2. As mentioned, I managed to miraculously sniff out the black market of virtually anywhere we went in order to procure the basics.
3. We are all in agreement that Shanya’s fab backside managed to land ours into the luxurious SUV’s throughout the trip.

Blantyre.

zonked out Tonya

The last leg of the trip was in a luxury bus coach – that which we should’ve taken from the very beginning.

Tonya emerged from the bus depot after buying the tickets in Blantyre, wiped away a tear, and emotionally stated, “guys, guess what? It has an on-board lavatory!”

My breakdown came as I sat sleepily in the comfy seat sipping the first tea I’d had in almost 4 days, eating a really tasty samoosa and watching some movie I still can’t recall. You can’t believe how good hot and sweet milky tea tastes on the other side of hell.


Lilongwe.

Adam was the hostess with the mostess as he spent 4 days hanging with us, taking us to the lake, preparing and hosting a party/braai/bbq for us, and just being the bestest guyfriend ever. It was almost worth the pain endured to get there. Almost.

The lake was awesome, as to be expected. The time to enjoy it was far too short.
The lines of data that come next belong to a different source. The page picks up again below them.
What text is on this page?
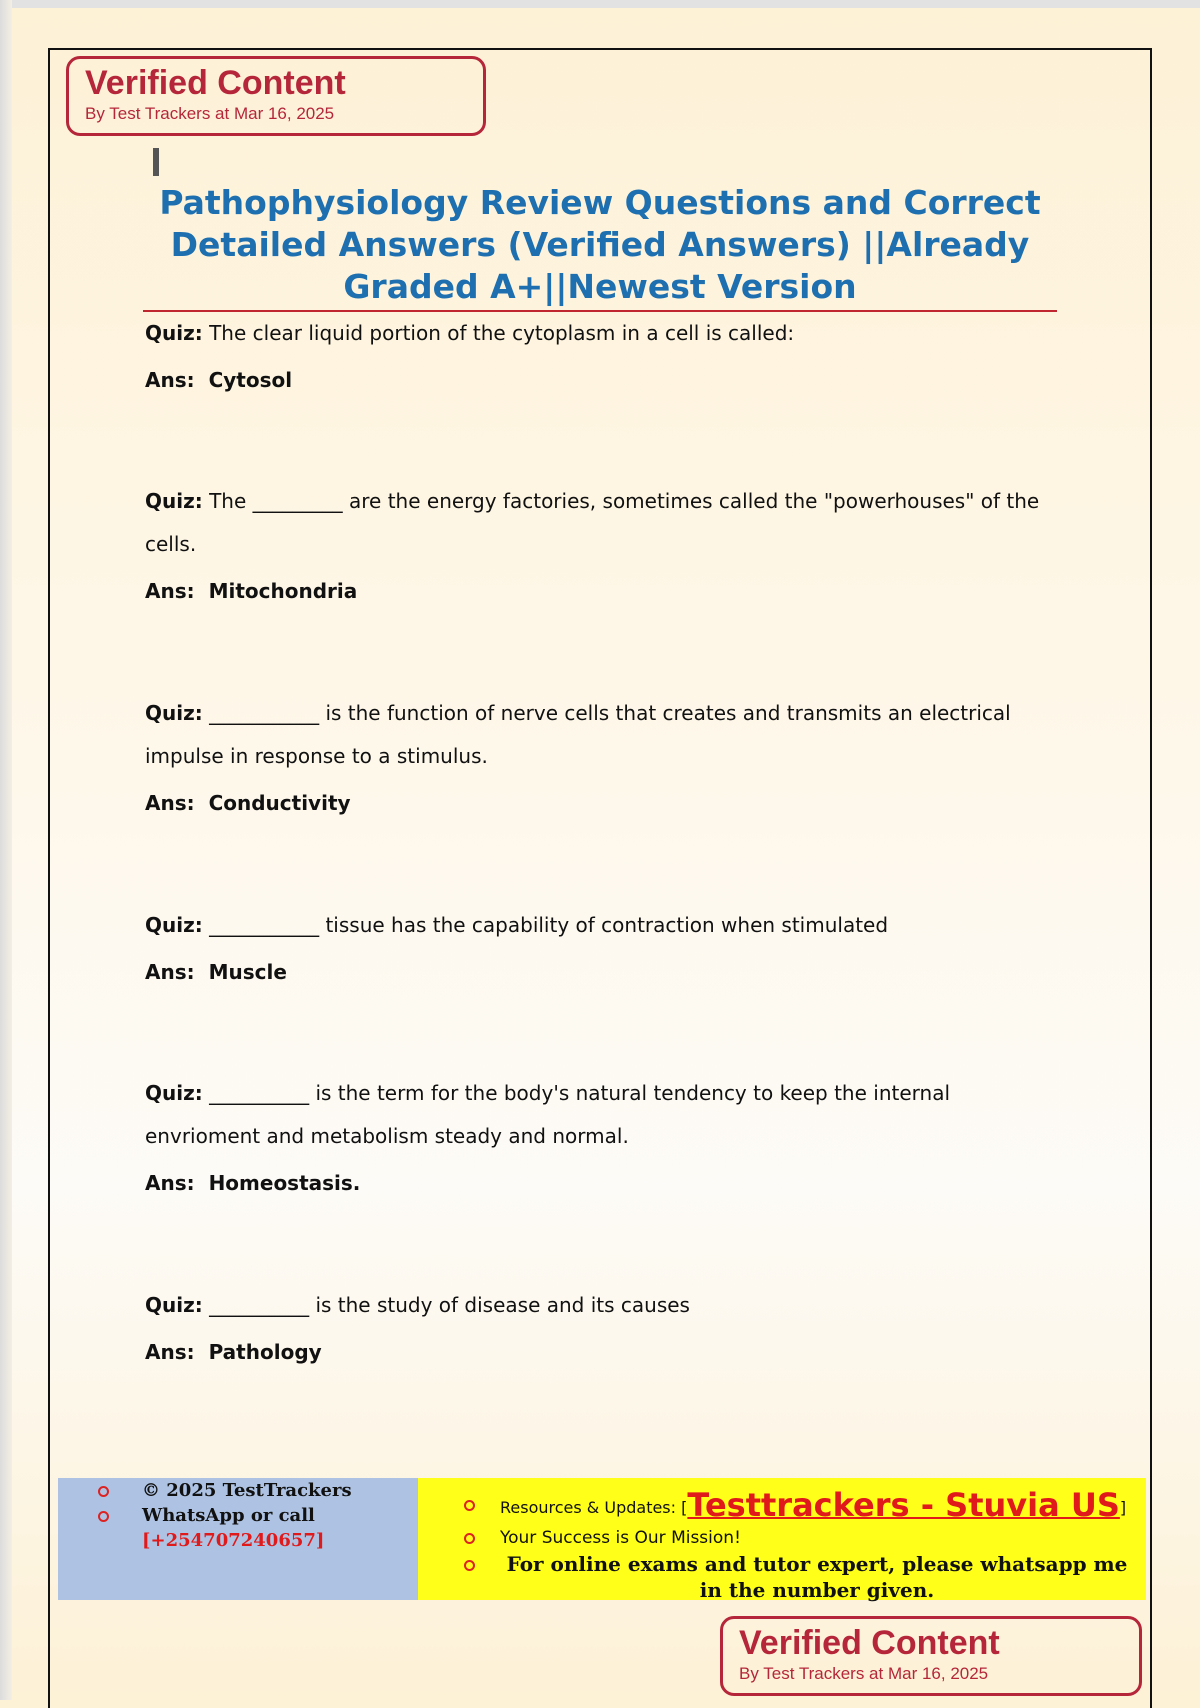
Verified Content
By Test Trackers at Mar 16, 2025
Pathophysiology Review Questions and Correct Detailed Answers (Verified Answers) ||Already Graded A+||Newest Version

Quiz: The clear liquid portion of the cytoplasm in a cell is called:

Ans: Cytosol

Quiz: The _________ are the energy factories, sometimes called the "powerhouses" of the cells.

Ans: Mitochondria

Quiz: ___________ is the function of nerve cells that creates and transmits an electrical impulse in response to a stimulus.

Ans: Conductivity

Quiz: ___________ tissue has the capability of contraction when stimulated

Ans: Muscle

Quiz: __________ is the term for the body's natural tendency to keep the internal envrioment and metabolism steady and normal.

Ans: Homeostasis.

Quiz: __________ is the study of disease and its causes

Ans: Pathology

© 2025 TestTrackers
WhatsApp or call
[+254707240657]
Resources & Updates: [Testtrackers - Stuvia US]
Your Success is Our Mission!
For online exams and tutor expert, please whatsapp me in the number given.
Verified Content
By Test Trackers at Mar 16, 2025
Tasty home-cooked meals over small electric burners, quiet conversations in cadence to crashing waves on the shore, thatched-roof guest house, skinnydipping in the moonlight while joking about hungry hippos and crocodiles, photos taken of our every move, beautiful Malawian boys bringing in their daily catch to try to sell to us. After over 5 years I still adore Lake Malawi.

Home (aka: Jozi in a new light).

The trip back was far less traumatic than the trip there.

I only had to endure Malawian Christian music on repeat at top volume, Nigerian films that seemed to espouse (encourage?) both child and wife abuse, and a “full meal” plan of one box of chips, a sausage, and a chicken drumstick for the entire 24 hours.

I’m home. I’m happy. Tonya returned after another week hanging out with Adam in Malawi. I had to get back to work.

the best meal after a long journey!

I went for a meal with Shanya (the clever one who took a flight back to Jozi) and our friend Stephan the night I returned. French fries with gourmet Dijon mayonnaise, lush and moist dark chocolate cake, a stiff double espresso macchiato with raw brown sugar. I was in heaven once more. After spending the week alternating between not eating, waiting for a meal for over an hour, or, at the very least, taking the only option on the menu that was still available (usually a cheese sandwich or greasy chips), Johannesburg was my newfound kingdom of earthly gastronomic delights.

We ate salty buttery popcorn in front of an independently-made repertory film and laughed the entire way home in our cosy warm taxi cab. I walked into our earth-toned welcoming cottage and crawled under the feather duvet to sleep soundly for the first time in over a week.

Don’t get me wrong… I still love Malawi.